An overriding current that seemed to run through the show on the topic is that it is time to take a global, strategic, best practices approach toward aviation security — one that brings all stakeholders to the table.
Airports and airlines
Deborah Meehan, president and COO of SH&E, Inc., spoke candidly about the changing state of commercial aviation, and the new role airports play in the passenger travel experience.
“I believe we are far from an equilibrium,” says Meehan. “I think Southwest’s proposed acquisition of AirTran shows that people are still churning and burning, and thinking about who they are.
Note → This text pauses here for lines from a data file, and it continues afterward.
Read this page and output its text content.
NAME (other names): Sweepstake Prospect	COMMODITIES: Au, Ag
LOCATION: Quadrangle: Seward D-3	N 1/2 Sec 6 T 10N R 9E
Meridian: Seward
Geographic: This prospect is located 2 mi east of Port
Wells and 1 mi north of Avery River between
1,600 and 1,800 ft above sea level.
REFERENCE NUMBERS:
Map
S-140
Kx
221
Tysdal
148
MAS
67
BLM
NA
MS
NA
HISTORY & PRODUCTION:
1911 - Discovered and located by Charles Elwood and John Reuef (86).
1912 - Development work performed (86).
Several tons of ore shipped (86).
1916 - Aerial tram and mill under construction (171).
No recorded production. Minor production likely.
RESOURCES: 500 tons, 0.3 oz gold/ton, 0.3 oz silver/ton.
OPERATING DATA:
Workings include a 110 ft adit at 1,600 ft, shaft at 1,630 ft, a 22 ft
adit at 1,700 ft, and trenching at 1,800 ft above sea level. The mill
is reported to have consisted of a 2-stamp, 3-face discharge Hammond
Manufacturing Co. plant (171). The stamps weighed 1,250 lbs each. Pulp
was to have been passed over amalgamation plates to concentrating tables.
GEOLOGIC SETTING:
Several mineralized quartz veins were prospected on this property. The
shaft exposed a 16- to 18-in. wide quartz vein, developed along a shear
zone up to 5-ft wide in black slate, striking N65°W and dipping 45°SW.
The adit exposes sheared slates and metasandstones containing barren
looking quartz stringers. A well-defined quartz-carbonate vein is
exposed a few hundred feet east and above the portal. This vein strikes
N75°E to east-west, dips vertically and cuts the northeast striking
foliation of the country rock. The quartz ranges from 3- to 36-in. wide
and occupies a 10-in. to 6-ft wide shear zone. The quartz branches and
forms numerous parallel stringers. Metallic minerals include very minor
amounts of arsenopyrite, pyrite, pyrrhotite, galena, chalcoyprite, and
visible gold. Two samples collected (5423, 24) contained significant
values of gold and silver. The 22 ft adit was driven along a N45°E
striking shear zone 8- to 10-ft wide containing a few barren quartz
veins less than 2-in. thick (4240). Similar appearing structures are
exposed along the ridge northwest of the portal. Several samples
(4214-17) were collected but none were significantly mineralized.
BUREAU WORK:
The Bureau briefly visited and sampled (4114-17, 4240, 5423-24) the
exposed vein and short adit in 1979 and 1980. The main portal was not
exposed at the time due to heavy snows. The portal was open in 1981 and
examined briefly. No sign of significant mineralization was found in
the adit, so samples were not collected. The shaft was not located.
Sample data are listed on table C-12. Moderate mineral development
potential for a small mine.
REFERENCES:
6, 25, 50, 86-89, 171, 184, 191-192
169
Meehan relates that there have been some rapid changes in the industry, and several months have passed since the industry was in the doldrums. “You feel a lot better now,” she remarks. “My message is: we are just simply not out of the woods.
“When I think about airports I think about three things: What you can do to make the passenger’s life better while at the airport; how you can generate more traffic; and how you can generate more non-aeronautical revenue so you can help your carriers serve the market.”
Carriers have been driving profitability by controlling capacity, explains Meehan. That is not what the carriers typically did in the past, she says. Meehan relates that the carriers have fought for marketshare for years; this year they decided they are not going to fight for marketshare, they’re going to fight for profitability.
“But that is coming at the expense of passenger comfort, traffic, etc.,” adds Meehan. Take Milwaukee for example — almost 20 percent growth, much of it attributed to AirTran. “Either the new Southwest decides to fight the battle against the Frontier/Republic people in Milwaukee, or they decide that it’s not strategic,” comments Meehan. “I think it could go either way.”